Effect of a Histone Deacetylases Inhibitor of IL-18 and TNF-Alpha Secretion in Vitro.

BACKGROUND: Interleukin-18 (IL-18) and Tumor Necrosis Factor-alpha (TNF-α) are proinflammatory cytokines that increased the development of Th1 immune response, but have a different type of regulation of the gene expression. Whereas TNF-α has an inducible expression, IL-18 is translated as an inactive protein and required proteolytic cleavage by Casp-1 in inflammasome complexes. AIM: To investigate the effect of the histone deacetylases inhibitor Suberoylanilide Hydroxamic Acid (SAHA) on the gene expression and secretion of both cytokines, IL-18 and TNF-α, according to their contribution to the cancer development and anticancer immunity.
METHODS: Isolated peripheral blood mononuclear cells (PBMC) were stimulated with LPS and C3bgp with or without SAHA. Cytokine production was assessed by ELISA at 6 and 24h.
RESULTS: IL-18 and TNF-α secretion was significantly increased at 6h and 24h in response to stimulation. TNF-α production from stimulated PBMC was downregulated by SAHA at 6 and 24h. Treatment with SAHA does not inhibit the secretion of IL-18 significantly either at 6 or 24h of stimulation.
CONCLUSION: The inhibition of histone deacetylases by SAHA does not influence the inflammasome-dependent production of immunologically active IL-18. In contrast, the production of proinflammatory TNF-α in cultures was mediated by the activity of HDAC class I and class II enzymes.

Introduction

The inducible cytokine release is regulated at several levels started from chromatin remodelling allowing gene expression and finalised with protein secretion. Before transcription, the gene region must be accessible to the transcriptional factors binding. The key role in this process has the histone modification mainly acetylation and deacetylation. Two classes of enzymes drive the acetylation status of the chromatin. Acetyltransferases open the chromatin conformation by histone acetylation and allow the transcriptional process. Histone deacetylases (HDACs) compress the chromatin structure triggering the gene silence by deacetylation [1][2]. HDACs are divided into four classes. Of them, class I are resident to the nucleus, where they act as histone modifiers and repressors of the transcription. Histone deacetylases class II is moving between the nucleus and cytoplasm. They can regulate the gene expression also by the changes in acetylation/deacetylation status of other proteins [3][4].

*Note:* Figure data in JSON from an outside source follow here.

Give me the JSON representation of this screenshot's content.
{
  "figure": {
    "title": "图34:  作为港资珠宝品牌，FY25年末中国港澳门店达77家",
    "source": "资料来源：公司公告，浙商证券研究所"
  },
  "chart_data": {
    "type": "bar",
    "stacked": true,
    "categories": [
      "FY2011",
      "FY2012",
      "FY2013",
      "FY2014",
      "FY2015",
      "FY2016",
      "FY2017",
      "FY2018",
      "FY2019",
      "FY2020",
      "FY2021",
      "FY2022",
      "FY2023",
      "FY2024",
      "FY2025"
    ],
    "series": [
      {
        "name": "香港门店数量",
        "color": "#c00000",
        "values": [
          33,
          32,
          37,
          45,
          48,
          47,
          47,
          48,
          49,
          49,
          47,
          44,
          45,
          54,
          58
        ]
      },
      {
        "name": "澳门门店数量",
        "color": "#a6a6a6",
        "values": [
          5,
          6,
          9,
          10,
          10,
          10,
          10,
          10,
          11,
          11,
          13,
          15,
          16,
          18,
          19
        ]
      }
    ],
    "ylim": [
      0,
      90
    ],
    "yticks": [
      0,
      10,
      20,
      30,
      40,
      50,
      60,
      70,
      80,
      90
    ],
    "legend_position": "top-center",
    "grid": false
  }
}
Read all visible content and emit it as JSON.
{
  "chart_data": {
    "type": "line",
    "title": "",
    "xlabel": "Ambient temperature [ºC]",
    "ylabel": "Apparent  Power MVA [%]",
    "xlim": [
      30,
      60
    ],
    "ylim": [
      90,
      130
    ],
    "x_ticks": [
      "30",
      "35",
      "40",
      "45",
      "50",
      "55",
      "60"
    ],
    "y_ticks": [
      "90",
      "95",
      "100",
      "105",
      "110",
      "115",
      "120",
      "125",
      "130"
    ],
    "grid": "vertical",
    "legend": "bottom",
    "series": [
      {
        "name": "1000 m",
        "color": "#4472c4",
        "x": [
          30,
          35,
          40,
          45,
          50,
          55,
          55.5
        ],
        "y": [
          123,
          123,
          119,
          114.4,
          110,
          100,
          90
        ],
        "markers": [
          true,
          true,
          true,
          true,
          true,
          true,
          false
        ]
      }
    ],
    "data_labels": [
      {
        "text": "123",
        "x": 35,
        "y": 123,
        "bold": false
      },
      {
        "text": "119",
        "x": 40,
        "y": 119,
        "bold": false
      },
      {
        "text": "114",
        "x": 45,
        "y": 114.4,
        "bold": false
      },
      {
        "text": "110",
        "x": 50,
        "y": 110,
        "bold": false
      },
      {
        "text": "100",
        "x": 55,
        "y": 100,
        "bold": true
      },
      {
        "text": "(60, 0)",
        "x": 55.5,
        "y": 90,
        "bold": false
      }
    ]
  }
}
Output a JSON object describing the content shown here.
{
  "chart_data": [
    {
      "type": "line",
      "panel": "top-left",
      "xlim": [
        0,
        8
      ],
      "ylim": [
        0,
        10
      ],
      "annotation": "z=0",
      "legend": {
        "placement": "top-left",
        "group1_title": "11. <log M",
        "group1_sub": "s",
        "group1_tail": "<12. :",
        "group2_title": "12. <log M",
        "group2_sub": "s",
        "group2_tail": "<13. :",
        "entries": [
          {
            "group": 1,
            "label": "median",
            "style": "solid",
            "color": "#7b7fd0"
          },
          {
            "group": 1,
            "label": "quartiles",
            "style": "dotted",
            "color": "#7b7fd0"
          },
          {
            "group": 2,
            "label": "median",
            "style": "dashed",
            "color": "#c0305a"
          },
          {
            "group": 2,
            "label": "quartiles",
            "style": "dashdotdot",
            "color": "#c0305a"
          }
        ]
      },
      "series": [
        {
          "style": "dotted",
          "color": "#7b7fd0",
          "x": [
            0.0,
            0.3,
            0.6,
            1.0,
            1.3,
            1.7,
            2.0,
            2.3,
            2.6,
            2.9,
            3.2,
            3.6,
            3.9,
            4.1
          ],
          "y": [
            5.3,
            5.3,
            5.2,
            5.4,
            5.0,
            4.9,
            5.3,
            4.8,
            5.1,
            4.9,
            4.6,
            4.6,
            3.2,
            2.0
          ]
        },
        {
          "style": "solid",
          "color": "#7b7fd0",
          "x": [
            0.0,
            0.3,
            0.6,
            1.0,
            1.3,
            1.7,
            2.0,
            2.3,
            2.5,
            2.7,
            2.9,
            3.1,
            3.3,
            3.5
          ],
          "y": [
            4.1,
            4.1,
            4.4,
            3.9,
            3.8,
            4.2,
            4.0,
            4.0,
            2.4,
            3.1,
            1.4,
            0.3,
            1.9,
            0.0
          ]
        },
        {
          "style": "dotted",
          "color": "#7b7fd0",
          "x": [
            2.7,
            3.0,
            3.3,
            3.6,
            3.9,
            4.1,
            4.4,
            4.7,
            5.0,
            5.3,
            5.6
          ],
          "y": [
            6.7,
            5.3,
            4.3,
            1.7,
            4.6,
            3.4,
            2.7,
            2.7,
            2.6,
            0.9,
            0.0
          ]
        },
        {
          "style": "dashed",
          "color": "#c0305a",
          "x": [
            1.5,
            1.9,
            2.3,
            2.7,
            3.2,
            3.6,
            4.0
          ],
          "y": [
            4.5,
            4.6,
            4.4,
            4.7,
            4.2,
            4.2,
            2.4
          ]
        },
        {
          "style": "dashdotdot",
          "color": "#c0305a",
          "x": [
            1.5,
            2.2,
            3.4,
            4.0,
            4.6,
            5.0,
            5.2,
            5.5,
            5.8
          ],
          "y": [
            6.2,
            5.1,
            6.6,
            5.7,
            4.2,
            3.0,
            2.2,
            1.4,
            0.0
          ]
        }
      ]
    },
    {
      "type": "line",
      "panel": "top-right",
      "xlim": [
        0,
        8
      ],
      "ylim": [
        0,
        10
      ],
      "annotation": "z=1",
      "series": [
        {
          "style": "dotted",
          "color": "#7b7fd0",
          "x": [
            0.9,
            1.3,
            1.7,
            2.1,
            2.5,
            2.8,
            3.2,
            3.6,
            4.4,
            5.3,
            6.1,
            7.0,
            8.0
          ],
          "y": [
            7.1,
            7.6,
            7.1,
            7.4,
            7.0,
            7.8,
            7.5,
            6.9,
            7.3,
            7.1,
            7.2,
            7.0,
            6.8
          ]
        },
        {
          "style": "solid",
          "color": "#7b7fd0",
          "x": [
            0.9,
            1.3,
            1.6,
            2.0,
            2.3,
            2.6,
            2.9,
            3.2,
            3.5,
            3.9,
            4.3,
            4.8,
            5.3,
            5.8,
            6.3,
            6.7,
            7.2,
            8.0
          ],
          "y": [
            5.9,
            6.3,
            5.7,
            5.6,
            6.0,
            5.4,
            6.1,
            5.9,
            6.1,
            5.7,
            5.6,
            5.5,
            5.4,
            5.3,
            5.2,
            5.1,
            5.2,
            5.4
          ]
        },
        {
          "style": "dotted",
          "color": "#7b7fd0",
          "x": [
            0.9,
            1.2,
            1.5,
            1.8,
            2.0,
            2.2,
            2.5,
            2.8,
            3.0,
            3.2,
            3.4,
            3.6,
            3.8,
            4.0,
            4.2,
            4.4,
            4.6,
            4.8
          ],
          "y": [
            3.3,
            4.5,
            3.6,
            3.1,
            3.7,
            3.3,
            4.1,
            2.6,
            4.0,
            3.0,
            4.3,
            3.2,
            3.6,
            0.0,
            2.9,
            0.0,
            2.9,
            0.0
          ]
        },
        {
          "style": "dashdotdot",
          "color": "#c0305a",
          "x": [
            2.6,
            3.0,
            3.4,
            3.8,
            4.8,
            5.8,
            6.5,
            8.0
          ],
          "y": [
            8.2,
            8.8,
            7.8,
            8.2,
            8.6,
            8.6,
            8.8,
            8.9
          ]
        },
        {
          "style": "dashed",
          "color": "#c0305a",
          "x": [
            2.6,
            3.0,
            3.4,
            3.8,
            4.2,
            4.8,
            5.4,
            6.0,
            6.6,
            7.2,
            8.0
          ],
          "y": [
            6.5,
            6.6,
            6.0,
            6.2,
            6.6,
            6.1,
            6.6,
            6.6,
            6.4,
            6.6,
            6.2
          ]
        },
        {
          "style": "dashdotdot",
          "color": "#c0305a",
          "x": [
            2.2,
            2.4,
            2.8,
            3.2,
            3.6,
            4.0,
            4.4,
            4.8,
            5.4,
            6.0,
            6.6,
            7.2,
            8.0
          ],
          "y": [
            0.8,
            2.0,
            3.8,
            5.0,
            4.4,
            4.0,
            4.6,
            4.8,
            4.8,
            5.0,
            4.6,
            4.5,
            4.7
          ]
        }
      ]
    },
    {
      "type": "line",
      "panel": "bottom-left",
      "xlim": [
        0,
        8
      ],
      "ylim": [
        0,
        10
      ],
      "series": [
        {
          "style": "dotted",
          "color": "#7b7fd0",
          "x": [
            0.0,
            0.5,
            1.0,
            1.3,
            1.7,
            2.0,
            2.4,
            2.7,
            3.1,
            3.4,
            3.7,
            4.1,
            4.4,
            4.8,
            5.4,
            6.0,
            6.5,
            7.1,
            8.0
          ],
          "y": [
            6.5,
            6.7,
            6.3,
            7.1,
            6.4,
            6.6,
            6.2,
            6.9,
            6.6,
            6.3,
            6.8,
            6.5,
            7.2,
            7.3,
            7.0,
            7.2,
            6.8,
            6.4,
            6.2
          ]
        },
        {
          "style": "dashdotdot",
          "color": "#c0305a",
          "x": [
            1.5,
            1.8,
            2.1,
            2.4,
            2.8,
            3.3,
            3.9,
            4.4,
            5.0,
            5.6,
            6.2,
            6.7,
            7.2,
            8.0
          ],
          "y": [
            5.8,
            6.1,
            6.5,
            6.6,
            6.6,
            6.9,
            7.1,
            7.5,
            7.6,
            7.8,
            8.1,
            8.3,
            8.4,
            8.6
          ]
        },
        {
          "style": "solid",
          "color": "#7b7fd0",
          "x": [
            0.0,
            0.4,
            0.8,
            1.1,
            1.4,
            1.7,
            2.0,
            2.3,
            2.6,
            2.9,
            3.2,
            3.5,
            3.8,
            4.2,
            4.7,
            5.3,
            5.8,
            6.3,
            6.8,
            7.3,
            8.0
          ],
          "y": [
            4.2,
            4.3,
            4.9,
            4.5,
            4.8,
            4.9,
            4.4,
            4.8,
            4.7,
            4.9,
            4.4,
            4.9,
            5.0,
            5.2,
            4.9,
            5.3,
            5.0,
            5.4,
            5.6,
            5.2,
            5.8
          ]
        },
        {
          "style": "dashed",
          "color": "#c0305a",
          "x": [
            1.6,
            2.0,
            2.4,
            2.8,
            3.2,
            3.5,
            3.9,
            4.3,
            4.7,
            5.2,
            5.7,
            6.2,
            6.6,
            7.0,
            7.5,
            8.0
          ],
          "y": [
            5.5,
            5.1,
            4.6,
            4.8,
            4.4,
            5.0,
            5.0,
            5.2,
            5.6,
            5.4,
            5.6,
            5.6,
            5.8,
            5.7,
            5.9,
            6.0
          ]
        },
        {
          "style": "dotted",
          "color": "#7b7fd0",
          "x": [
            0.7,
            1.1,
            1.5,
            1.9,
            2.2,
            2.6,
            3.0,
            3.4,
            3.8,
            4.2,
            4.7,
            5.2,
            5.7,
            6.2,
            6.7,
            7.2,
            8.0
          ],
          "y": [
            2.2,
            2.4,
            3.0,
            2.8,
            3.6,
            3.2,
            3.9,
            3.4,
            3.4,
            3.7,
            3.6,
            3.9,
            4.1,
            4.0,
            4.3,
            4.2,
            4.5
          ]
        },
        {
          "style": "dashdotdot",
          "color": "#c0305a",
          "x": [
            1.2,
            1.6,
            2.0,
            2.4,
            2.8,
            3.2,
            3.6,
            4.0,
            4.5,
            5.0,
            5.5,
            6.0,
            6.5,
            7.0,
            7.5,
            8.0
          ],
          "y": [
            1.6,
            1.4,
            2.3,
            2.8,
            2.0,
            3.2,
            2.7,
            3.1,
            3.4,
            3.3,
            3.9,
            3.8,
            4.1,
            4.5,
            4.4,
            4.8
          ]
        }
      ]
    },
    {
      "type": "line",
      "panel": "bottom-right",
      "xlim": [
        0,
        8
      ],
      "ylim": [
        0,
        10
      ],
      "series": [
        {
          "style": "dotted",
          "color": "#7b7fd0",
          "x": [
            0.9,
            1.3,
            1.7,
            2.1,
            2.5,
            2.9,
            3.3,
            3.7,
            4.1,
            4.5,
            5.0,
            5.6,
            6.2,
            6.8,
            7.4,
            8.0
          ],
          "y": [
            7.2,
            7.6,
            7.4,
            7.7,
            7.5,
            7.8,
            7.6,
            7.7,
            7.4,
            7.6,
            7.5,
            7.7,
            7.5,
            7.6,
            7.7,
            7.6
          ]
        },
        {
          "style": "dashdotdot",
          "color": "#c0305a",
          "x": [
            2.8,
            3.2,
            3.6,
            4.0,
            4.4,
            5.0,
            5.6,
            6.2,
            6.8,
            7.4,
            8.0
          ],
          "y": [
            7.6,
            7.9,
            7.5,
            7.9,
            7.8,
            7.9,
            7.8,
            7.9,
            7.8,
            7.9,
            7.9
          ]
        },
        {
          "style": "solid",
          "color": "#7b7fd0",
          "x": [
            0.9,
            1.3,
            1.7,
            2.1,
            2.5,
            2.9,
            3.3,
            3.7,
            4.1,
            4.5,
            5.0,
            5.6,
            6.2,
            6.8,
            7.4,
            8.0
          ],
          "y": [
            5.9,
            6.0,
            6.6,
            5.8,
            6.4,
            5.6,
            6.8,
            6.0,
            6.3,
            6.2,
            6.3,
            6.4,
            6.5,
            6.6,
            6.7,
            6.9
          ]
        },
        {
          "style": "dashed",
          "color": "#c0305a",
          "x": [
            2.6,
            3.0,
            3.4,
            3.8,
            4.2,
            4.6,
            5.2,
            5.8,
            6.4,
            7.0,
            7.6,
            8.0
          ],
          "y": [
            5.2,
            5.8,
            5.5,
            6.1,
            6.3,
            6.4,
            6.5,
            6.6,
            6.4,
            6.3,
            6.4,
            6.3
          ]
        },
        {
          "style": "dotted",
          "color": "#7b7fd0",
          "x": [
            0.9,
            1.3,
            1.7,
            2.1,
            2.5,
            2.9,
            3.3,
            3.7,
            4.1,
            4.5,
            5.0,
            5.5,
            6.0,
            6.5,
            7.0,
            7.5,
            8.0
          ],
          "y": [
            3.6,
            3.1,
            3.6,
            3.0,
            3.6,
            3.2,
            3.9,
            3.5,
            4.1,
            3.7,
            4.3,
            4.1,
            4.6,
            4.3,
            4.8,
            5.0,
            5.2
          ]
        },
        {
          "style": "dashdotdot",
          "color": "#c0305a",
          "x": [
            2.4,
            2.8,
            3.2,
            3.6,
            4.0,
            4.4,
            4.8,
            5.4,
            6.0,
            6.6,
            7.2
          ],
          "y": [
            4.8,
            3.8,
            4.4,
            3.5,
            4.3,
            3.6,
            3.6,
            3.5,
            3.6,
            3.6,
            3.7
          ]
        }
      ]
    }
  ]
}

Recently, a new class of small organic molecules-HDAC inhibitors (HDI), which abolish the action of HDACs, are intensively studied, especially about cancer and inflammatory diseases treatment [5][6]. They regulate the expression up to 10% of the cellular genes by affecting enzymes including in chromatin remodelling complex and recruiting of the transcription factors [7]. Although the histone acetylation is linked to an increased transcription; HDI also can increase the expression of some genes by the still unclear mechanism. Suberoylanilide Hydroxamic Acid (SAHA) is the HDI interacting with class I and class II histone deacetylases [4]. SAHA was the first HDI approved by U. S. Food and Drug Administration for the treatment of some malignant disease as CTCL [8].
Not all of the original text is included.